Aussie contractor does good business out of resources boom

News – August 8, 2008 reports that Sunshine Coast dredging contractor Hall Contracting Pty Ltd is playing a key role in the expansion of the new iron-ore port facility being established by Fortescue Metals Group at Port Hedland in Western Australia.

“Fortescue has been the outstanding Australian success story of the resources boom, capitalising on the insatiable Chinese demand for iron ore and, in the process, turning controversial entrepreneur Andrew Forrest into Australia’s richest man,” said the report.

“Just three-and-a-half years after the first discovery hole was drilled in the Pilbara, Fortescue managed to buck the odds and create the infrastructure needed to commercialise the deposit, including a 270km railway line and a new port-handling facility at Port Hedland.”

“Fortescue is now planning for a second iron-ore load-out wharf, part of its goal of achieving annual export volumes of up to 200 million tonnes,” sai the report, which is where Hall Contracting comes in.

Director Cameron Hall said the company had deployed two of its five Dutch-built cutter suction dredgers, measuring about 35m x 6m, to work around the clock to move as much as two million cubic metres of fine silt from massive tailings ponds in preparation for the arrival of one of the world’s largest dredgers to be used to create the new berth and swing basin for the iron-ore ships.

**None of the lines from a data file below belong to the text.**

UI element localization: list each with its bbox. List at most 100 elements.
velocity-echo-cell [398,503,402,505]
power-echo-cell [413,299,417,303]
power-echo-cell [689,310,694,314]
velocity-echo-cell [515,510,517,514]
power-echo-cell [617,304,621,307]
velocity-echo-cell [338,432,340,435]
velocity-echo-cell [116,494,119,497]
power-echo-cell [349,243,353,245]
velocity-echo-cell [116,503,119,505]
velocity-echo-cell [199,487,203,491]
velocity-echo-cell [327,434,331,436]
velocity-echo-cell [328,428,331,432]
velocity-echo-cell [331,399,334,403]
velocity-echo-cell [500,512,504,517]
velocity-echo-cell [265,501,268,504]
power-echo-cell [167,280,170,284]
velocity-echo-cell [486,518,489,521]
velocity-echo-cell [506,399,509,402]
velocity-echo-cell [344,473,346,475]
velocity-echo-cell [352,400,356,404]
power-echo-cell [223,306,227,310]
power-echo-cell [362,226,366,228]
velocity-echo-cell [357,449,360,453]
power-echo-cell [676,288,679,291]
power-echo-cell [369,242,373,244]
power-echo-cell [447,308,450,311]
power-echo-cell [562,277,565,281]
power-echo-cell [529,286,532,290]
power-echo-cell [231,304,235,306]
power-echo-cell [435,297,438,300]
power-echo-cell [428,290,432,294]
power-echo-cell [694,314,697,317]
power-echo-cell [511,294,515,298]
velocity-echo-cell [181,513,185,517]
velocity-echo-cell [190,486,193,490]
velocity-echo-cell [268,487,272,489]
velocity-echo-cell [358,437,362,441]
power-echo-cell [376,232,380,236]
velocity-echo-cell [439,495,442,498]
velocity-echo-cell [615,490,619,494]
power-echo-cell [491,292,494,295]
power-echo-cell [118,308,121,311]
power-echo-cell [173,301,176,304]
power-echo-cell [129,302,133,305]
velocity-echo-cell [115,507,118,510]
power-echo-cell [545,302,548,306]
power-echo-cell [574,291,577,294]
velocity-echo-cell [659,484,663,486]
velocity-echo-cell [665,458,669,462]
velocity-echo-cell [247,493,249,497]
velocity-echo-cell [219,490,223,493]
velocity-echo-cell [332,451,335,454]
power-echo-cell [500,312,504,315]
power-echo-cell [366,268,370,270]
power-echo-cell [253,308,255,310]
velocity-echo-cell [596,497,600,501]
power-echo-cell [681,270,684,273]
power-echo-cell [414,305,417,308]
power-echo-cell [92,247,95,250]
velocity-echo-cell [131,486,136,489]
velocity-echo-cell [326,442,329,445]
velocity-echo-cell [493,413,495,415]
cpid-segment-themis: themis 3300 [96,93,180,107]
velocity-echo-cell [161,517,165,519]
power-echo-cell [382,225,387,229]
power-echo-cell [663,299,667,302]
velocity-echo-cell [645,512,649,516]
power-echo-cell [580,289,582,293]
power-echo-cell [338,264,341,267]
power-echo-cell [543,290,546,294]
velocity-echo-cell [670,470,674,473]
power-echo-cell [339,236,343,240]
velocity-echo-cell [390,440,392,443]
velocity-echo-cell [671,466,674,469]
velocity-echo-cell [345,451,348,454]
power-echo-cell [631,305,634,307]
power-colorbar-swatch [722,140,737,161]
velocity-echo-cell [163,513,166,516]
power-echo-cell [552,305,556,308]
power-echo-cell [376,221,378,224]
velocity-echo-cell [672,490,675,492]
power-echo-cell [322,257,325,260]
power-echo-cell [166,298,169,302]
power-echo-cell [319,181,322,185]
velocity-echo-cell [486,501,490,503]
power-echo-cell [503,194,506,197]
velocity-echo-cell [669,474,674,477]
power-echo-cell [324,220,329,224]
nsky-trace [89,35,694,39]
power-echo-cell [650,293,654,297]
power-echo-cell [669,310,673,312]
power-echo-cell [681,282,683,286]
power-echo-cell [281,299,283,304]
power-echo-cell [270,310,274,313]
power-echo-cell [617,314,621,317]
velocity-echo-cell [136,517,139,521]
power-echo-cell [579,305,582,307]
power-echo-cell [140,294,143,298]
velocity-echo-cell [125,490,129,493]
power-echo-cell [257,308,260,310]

Mr Hall said the company was recommended for the contract following successful completion of a similar project in Thailand in 2003.

Mr Hall said the company’s dredging division, which had carried out projects in Australia, South East Asia and the Pacific, had been a shining light this year, at the same time that many of its civil works projects on the Coast had been sidelined because of the ongoing inclement weather.

“The first six months of the year has been a disaster for our civil contracting division … we’ve probably only done three months work. We’re a bit lucky in that our dredging division provides about 50 per cent of our revenue now,” he said. “The resources boom has actually been pretty good for us.”

“We’ve also had one of our dredges (and three huge water pumps) at the Ensham coal mine near Emerald since the floods in February … and it will probably be another month before all the water is out and they can restart work.”

The other two dredges have been involved with projects in Fiji and Newcastle.